From "Floating City."

Beyond Kwok, Floating’s ensemble is a mixed bag, leaning more towards the positive side of the ledger. Both Josie Ho and Nina Paw are quite touching as Bo’s younger and older adoptive mother, respectively. Annie Liu is also a smart, luminous presence as Hwang, but you have to wonder what kind of expat dive bar they go to in order to recruit western actors like this. Egads, can’t any of them pull off a simple line reading?

Over the course of the film, Floating‘s anti-British biases get a bit tiresome, but its treatment of Christianity is considerably more nuanced. In fact, Yim and co-writer Marco Pong clearly suggest it greatly contributes to the perseverance of Bo’s sainted mother.

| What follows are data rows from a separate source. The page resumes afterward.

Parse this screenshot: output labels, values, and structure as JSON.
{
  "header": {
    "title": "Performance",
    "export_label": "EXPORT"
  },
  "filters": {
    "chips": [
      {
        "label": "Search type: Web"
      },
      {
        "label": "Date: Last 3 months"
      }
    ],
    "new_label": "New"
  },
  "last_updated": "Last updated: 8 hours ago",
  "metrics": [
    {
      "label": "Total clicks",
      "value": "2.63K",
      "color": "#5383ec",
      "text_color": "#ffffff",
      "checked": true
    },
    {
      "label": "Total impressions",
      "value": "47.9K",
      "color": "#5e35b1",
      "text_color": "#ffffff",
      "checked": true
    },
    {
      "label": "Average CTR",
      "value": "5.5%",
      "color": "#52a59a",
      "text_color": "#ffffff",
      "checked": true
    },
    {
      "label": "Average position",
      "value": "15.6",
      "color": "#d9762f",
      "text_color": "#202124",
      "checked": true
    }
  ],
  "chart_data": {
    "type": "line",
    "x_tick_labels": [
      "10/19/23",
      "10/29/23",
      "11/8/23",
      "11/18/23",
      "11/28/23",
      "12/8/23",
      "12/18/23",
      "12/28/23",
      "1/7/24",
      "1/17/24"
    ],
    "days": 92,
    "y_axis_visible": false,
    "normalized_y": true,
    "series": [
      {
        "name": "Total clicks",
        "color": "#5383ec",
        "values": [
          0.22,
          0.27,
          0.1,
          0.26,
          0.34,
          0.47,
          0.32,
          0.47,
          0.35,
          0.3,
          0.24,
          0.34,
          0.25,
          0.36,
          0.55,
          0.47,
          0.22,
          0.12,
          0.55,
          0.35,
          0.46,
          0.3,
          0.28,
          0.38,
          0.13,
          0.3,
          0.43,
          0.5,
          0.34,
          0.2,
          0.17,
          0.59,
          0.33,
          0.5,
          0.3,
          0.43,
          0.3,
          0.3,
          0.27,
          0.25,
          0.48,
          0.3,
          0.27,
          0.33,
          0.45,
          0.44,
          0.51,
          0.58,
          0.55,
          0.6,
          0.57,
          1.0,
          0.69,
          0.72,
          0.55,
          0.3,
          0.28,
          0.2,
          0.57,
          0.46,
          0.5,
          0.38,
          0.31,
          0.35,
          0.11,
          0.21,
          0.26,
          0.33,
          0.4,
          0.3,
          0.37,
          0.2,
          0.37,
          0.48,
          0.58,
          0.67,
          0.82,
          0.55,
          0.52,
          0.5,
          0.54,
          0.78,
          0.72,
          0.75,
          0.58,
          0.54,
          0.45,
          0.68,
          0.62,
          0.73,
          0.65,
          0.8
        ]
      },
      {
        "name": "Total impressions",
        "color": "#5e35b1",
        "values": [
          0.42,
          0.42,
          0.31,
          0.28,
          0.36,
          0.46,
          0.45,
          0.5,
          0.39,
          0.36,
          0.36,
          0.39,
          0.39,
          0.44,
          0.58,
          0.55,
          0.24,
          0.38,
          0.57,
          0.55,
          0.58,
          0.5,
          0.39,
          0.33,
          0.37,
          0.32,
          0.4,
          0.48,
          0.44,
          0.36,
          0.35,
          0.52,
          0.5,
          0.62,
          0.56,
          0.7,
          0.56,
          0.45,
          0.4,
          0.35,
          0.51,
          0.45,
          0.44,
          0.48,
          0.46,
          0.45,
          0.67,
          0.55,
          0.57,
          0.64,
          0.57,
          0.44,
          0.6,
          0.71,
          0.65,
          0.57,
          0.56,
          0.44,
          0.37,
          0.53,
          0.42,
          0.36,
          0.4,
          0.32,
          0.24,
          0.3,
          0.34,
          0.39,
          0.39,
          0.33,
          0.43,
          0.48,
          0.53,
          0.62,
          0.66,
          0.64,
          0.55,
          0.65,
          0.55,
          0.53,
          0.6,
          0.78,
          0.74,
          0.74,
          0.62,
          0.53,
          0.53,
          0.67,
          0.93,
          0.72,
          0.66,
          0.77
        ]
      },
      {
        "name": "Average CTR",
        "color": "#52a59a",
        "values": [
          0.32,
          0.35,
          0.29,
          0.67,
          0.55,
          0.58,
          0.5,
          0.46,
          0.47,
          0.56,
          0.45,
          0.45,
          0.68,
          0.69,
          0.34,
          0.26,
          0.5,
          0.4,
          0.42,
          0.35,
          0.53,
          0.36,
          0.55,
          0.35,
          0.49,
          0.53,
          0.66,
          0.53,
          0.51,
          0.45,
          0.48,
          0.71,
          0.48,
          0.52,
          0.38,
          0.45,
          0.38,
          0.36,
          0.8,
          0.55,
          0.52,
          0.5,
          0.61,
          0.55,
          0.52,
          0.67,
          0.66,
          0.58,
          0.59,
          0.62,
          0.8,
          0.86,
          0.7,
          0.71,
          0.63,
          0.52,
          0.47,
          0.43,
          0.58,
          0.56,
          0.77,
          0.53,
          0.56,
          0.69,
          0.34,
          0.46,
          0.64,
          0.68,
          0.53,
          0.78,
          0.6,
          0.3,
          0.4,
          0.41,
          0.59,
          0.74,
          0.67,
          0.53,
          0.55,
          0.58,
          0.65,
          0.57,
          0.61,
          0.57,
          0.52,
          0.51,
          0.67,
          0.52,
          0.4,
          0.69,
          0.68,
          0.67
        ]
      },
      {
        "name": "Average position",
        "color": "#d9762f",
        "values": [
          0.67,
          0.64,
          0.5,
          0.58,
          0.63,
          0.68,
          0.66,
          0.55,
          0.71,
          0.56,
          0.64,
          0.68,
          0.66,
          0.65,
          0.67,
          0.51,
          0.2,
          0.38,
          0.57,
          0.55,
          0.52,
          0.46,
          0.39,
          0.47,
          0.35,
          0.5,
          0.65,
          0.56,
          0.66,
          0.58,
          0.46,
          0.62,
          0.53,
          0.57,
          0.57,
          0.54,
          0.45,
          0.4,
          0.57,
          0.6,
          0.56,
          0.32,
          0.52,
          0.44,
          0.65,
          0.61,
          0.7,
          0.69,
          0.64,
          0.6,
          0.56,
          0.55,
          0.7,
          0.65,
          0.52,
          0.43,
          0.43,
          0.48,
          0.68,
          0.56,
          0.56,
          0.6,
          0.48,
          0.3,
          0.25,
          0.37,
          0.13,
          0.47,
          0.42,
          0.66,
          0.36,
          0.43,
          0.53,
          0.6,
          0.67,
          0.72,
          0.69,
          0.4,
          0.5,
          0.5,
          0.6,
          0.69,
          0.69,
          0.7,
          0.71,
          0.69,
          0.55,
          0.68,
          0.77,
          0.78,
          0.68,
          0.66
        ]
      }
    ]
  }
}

Ultimately, comparisons to Clavell are rather apt, considering Floating’s large cast of characters and decades-spanning narrative. It has its flaws, but Kwok is a far more memorable Taipan than Bryan Brown or Pierce Brosnan (at least the former had Joan Chen’s support). Many cineastes will forgive the clunky bits, taking satisfaction from HK New Wave veteran Yim’s return to ambitious, large scale filmmaking. Worth checking out as a rags-to-riches tale with considerable local color, Floating City is now available for home viewing options from Well Go USA.

LFM GRADE: B-

Posted on August 21st, 2013 at 2:35pm.